1. Introverts are better listeners than extroverts.
While extroverts usually feel threatened since they're used to being in the center of a discussion, introverts thrive in situations where a number of people are talking and throwing out ideas. As good listeners, they wait for others to finish expressing their ideas before delivering their own, and when they do it's already fleshed out according to how the discussion had been going. This goes to show that introverts are receptive to suggestions, and employees/colleagues appreciate this, since they feel like they're being listened to and valued.
2. Introverts love spending time alone to do their own thing.
Introverts reflect on themselves, they think and they think, they do their own research, they read, and they write. Not only are introverts naturally focused, which is essential in every person who works, what more who leads. More than that, they're usually more prepared. They know where they stand in certain issues because they've already thought about them. They're also more of the type to think before they speak because they can easily imagine or anticipate what might happen next. Who doesn't want a leader who doesn't think things through, right?
3. Introverts are cool.
Maybe not in the "She's so cool, I wanna be like her!" kind of way, but that can apply to some people too.
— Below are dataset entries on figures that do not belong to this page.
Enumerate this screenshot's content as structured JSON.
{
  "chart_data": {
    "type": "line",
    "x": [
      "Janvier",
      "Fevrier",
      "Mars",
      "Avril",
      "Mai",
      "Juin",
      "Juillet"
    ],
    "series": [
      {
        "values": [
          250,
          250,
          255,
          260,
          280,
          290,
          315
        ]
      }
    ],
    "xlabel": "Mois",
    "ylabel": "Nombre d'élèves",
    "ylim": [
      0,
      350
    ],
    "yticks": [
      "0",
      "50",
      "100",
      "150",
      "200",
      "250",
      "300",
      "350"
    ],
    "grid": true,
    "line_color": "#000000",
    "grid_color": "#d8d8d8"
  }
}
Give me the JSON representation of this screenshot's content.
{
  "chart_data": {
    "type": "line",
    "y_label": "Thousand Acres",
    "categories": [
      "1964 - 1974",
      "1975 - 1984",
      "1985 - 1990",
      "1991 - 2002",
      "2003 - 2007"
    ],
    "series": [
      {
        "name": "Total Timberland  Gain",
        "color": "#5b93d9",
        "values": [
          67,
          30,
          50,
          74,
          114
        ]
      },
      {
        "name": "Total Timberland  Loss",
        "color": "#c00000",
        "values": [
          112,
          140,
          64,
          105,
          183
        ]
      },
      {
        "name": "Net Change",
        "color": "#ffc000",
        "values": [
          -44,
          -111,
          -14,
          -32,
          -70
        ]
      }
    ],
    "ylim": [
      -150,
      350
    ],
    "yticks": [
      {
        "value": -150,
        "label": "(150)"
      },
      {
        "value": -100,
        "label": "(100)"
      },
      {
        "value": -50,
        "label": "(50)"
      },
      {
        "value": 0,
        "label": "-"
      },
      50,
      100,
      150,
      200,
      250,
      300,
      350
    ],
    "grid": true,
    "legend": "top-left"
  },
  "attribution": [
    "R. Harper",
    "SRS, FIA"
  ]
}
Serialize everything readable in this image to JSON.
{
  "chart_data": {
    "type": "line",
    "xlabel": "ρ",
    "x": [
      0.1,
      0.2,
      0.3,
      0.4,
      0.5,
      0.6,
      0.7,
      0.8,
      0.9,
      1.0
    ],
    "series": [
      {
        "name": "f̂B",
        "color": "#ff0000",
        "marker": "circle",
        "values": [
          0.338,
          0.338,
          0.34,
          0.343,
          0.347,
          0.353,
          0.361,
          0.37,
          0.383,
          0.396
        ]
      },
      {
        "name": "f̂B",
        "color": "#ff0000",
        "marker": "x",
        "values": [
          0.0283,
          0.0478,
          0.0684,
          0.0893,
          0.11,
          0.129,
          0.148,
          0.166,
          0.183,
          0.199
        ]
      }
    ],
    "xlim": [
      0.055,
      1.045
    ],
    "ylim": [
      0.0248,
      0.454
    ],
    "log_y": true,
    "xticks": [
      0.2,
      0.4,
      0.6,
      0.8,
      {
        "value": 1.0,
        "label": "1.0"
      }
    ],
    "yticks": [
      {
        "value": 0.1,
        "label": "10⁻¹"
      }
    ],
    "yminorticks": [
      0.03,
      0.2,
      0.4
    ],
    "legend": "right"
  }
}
Anyway, introverts are generally calm and collected, so they exude great confidence. This is important so that others can feel relaxed, confident, and strong too. That should let everyone work well.
But introverts aren't easily recognized for their traits because the spotlight is hardly on them. Business and leadership writer and professor Karl Moore suggests that introverts act like an extrovert at times: At least five times during the day, approach your coworkers and interact with them in a friendly way. A simple "good morning" and a quick chat is enough.
So you don't have to be an extrovert to be an effective leader. Just know when you have to make the first moves.